But when White Christmas gets packed away with the fairy lights and the evergreen boughs, unfortunately a lot of people pack away their abundant generosity, too. Charities across the world count record highs in November and December only to count record lows in June and July when summer vacations are in full swing, and people are too busy packing their families into RVs to give a shit about anybody else’s suffering.
I have been as guilty as anybody else of this seasonal apathy. I am not pointing a finger at all of you and suggesting that, because I am an atheist or a secular humanist or a non-believer or whatever that I am more generous than you are. That’s not true. It takes a person to be kind and thoughtful, not a philosophy. A doctrine of generosity only appeals to people who are already generous to begin with.

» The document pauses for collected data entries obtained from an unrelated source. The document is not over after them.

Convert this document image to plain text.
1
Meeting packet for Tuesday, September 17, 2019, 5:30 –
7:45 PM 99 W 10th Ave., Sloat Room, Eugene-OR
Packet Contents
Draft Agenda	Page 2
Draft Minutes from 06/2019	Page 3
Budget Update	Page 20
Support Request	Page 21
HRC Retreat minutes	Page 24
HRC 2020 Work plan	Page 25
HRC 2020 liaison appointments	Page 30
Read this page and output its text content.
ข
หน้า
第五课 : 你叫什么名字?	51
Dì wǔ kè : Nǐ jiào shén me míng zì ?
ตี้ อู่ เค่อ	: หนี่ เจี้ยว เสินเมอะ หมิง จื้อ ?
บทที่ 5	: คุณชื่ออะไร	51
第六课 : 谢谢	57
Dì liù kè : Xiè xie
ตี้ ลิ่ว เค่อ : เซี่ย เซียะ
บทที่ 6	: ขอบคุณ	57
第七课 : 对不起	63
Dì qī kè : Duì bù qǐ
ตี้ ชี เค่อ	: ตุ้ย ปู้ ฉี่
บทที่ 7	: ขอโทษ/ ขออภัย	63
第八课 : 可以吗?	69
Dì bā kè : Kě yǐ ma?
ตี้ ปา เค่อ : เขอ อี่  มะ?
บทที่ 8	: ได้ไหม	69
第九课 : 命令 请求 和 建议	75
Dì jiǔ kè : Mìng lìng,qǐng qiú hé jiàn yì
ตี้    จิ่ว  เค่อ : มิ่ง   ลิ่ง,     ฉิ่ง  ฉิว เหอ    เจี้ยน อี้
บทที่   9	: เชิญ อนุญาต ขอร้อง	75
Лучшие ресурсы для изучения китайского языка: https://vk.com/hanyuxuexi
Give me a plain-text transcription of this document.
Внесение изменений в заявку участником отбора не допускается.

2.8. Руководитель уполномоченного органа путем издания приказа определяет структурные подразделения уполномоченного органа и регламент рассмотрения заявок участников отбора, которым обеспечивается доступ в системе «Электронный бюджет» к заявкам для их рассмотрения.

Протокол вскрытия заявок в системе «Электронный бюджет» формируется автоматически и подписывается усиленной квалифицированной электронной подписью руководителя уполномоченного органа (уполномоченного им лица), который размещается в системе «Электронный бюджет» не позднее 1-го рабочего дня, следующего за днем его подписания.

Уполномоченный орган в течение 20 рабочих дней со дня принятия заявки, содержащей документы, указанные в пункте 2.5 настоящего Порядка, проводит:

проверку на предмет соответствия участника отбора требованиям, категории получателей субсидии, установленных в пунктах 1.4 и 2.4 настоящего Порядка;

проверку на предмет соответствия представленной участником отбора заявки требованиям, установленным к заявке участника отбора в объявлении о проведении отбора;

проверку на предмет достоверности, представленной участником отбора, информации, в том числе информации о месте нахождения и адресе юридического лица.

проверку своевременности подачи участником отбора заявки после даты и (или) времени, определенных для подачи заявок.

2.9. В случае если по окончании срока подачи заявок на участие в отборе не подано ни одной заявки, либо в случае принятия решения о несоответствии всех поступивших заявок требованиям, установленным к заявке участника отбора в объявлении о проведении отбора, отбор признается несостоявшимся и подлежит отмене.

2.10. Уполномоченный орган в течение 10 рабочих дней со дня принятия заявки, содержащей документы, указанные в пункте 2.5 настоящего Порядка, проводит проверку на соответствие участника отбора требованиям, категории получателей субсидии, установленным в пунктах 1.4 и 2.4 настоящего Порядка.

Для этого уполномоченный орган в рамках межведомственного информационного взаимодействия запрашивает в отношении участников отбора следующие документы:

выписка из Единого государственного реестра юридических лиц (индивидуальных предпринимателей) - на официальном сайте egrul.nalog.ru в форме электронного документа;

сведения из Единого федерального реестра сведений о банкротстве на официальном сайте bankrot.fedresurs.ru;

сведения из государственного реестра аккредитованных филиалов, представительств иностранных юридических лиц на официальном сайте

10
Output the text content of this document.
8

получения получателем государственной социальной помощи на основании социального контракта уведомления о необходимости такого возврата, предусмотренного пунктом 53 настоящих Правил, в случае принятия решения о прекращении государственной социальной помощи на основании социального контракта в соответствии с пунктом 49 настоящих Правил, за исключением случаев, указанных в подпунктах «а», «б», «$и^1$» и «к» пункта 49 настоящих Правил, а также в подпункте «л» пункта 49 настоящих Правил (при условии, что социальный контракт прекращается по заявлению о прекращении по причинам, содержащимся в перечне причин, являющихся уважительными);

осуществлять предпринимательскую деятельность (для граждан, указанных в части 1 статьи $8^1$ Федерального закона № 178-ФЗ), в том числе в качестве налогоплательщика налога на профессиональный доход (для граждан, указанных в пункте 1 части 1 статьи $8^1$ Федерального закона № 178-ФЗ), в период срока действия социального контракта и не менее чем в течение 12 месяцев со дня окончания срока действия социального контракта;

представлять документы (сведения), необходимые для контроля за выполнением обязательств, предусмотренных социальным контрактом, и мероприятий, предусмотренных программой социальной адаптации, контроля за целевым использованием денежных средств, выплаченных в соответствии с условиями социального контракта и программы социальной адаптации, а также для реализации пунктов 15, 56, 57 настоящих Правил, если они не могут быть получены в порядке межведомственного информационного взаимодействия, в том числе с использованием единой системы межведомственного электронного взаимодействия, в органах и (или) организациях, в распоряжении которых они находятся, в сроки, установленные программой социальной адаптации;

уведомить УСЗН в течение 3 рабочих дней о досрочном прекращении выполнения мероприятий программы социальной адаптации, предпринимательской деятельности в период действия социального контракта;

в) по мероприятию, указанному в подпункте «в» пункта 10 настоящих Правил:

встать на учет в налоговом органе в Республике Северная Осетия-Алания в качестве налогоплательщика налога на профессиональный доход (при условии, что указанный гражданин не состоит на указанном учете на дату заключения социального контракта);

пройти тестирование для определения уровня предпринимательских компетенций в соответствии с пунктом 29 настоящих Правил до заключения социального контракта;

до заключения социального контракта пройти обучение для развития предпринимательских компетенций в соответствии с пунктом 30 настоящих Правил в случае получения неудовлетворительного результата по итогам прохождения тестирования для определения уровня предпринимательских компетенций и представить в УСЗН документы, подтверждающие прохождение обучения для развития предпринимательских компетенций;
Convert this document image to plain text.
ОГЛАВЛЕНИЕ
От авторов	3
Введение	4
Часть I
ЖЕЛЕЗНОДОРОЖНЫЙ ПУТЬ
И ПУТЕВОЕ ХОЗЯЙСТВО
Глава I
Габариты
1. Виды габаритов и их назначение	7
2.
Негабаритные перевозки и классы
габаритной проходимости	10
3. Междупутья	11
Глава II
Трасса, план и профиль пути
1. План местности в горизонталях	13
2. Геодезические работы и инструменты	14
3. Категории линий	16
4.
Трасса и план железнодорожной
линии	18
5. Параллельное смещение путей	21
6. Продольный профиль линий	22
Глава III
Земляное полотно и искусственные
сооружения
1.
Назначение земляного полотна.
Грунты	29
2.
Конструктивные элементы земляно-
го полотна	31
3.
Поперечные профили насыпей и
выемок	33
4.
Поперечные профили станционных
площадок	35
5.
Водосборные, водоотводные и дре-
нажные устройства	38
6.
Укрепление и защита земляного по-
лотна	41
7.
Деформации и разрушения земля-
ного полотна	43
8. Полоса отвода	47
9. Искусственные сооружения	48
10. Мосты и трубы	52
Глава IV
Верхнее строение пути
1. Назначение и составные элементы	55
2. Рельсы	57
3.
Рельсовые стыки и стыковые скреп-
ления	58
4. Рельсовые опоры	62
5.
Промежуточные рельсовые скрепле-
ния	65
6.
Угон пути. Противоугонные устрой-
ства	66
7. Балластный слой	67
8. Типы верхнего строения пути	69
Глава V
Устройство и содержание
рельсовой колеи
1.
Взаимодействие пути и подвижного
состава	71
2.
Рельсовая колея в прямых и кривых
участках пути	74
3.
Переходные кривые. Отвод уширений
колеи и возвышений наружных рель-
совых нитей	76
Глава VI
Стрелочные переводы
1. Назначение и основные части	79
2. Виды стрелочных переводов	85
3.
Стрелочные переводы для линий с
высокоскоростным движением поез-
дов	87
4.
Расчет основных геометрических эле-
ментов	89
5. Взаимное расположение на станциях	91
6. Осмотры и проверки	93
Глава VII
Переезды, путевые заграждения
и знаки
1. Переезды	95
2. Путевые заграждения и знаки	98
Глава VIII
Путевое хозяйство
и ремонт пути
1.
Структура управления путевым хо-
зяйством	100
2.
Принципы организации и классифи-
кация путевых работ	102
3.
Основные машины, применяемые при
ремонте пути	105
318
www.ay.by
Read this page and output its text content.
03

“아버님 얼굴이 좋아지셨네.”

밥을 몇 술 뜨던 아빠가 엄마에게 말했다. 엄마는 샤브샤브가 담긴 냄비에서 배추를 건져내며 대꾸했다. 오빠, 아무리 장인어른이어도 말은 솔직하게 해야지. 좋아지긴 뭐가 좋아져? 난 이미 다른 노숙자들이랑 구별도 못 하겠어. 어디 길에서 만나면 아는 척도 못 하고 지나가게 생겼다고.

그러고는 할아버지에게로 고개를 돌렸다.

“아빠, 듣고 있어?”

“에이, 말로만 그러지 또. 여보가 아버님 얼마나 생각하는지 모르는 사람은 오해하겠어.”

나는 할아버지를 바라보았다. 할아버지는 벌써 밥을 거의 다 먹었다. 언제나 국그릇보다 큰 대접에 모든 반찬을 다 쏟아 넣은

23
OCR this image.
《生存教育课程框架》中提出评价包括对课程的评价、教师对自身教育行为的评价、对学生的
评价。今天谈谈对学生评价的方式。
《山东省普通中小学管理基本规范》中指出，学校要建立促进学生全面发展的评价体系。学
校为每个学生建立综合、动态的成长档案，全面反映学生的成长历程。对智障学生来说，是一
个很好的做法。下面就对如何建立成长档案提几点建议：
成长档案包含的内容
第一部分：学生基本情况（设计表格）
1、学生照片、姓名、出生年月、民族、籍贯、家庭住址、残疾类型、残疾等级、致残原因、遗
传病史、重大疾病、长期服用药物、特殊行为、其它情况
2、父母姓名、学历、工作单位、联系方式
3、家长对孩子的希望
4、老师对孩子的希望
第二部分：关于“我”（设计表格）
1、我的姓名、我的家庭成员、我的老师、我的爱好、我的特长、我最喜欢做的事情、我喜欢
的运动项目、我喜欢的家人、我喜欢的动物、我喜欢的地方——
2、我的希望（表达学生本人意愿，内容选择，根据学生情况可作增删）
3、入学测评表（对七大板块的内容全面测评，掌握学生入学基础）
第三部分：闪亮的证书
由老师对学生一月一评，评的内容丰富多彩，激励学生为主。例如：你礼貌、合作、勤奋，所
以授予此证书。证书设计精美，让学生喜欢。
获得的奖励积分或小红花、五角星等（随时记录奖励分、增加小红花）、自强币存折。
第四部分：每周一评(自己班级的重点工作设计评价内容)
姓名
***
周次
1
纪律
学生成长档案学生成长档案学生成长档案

But I will appeal to each and every one of you who gives a little more at Christmas to keep giving a little more all year long. I’m not even talking about cash. Spend some time with people at a nursing home listening to their stories and telling them a few of your own. Donate unwanted (clean) clothing to a not-for-profit thrift store. Stick up for someone you might normally pick on. Pick up trash you see in the park. Tell a cashier you like her earrings. If you’re able to, tell your parents that you love them. If you’re not able to, tell someone else that you love them.
We’re all here for a relatively short amount of time–the current world average is sixty-seven years–and after that, we can’t take anything with us, not even regret. So why even try?
Take care, everybody, and Merry Christmas.